Industry NewsTips & Advice

Why Working with an Independent Insurance Broker Matters

By Rob RoughleyFebruary 16, 20265 min read

Consolidation is reshaping the Canadian insurance industry. In 2022, Ontario saw a record 48 brokerage transactions — a 60% jump over the previous year — driven largely by private equity firms and insurance companies acquiring independent brokerages. The trend has only accelerated since. Many of these newly acquired firms still look independent from the outside, but they are financially backed by the very insurers they are supposed to shop against on your behalf.

For consumers, the question is simple: when your broker is owned by an insurance company, whose interests come first? That is why truly independent, family-owned brokerages matter more now than ever.

Unbiased Advocacy Starts with Independence

An independent broker works for you, not for an insurer. Because no carrier has an ownership stake in the brokerage, there is no hidden incentive to steer you toward a particular policy. Independent brokerages typically have contracts with 15 or more carriers, giving you genuine choice and competitive pricing — not a curated shortlist that benefits the parent company.

The difference is sharpest at claims time. If your broker needs to push back on the insurer that owns them, the conflict of interest is obvious. Independent brokers have no such constraint. They advocate for you because that is their only job.

Community Roots, Not Corporate Targets

Private equity firms acquire brokerages for one reason: return on investment. That means pressure to cut costs, consolidate staff, and route clients through call centres. Industry surveys consistently show that more than 80% of insurance customers prefer speaking with a real person rather than navigating an automated system, yet cost-cutting after acquisitions pushes service in the opposite direction.

Family-owned brokerages operate on a different logic. Roughley Insurance has been part of Durham Region since 1945 — four generations of relationships built on knowing clients by name, not policy number. We are not trying to recoup a leveraged buyout. We invest in experienced staff, ongoing training, and the kind of patient, personalized service that a quarterly earnings call would never tolerate.

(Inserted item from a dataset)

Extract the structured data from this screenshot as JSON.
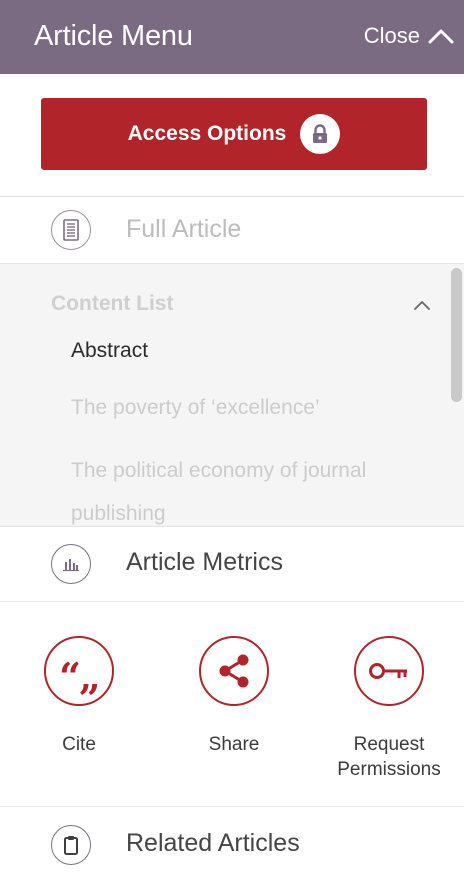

Same Products, Better Service

A common misconception is that bigger brokerages offer better rates or broader coverage. In reality, independent brokers access the same carriers and the same products — often at the same price or better, because they can shop the entire market without restriction. What changes is the experience: a dedicated broker who knows your situation, picks up the phone when you call, and proactively reviews your coverage as your life changes.

Owner-managed brokerages also tend to make longer-term investments in technology, training, and process improvements that directly benefit clients. There is no pressure to strip costs for a quick exit. The focus is on building something that lasts — for the business and for the people it serves.

How to Tell If Your Broker Is Truly Independent

Not every brokerage that calls itself independent actually is. Here are a few questions worth asking:

  • Who owns the brokerage? Look beyond the brand name. If a national consolidator or insurance company is the parent, the brokerage is not independent.
  • How many carriers do they quote? A truly independent broker should shop multiple markets for every policy, not default to one or two preferred insurers.
  • Can you reach a person? If your broker routes you through a call centre or chatbot before you can speak to someone who knows your file, that is a sign of corporate cost-cutting.
  • Are they involved in the community? Local brokerages sponsor teams, sit on boards, and show up at events because they live where they work. That accountability matters.

Independence Is a Choice That Benefits You

Choosing an independent broker is about more than price. It is about knowing that the person managing your insurance has no competing loyalties. It is about supporting a local business that reinvests in your community rather than funnelling profits to a distant head office. And it is about having a partner who will fight for you at claims time, without hesitation.

In an era of accelerating consolidation, independence is not a relic. It is a competitive advantage — for the brokerage and, more importantly, for you.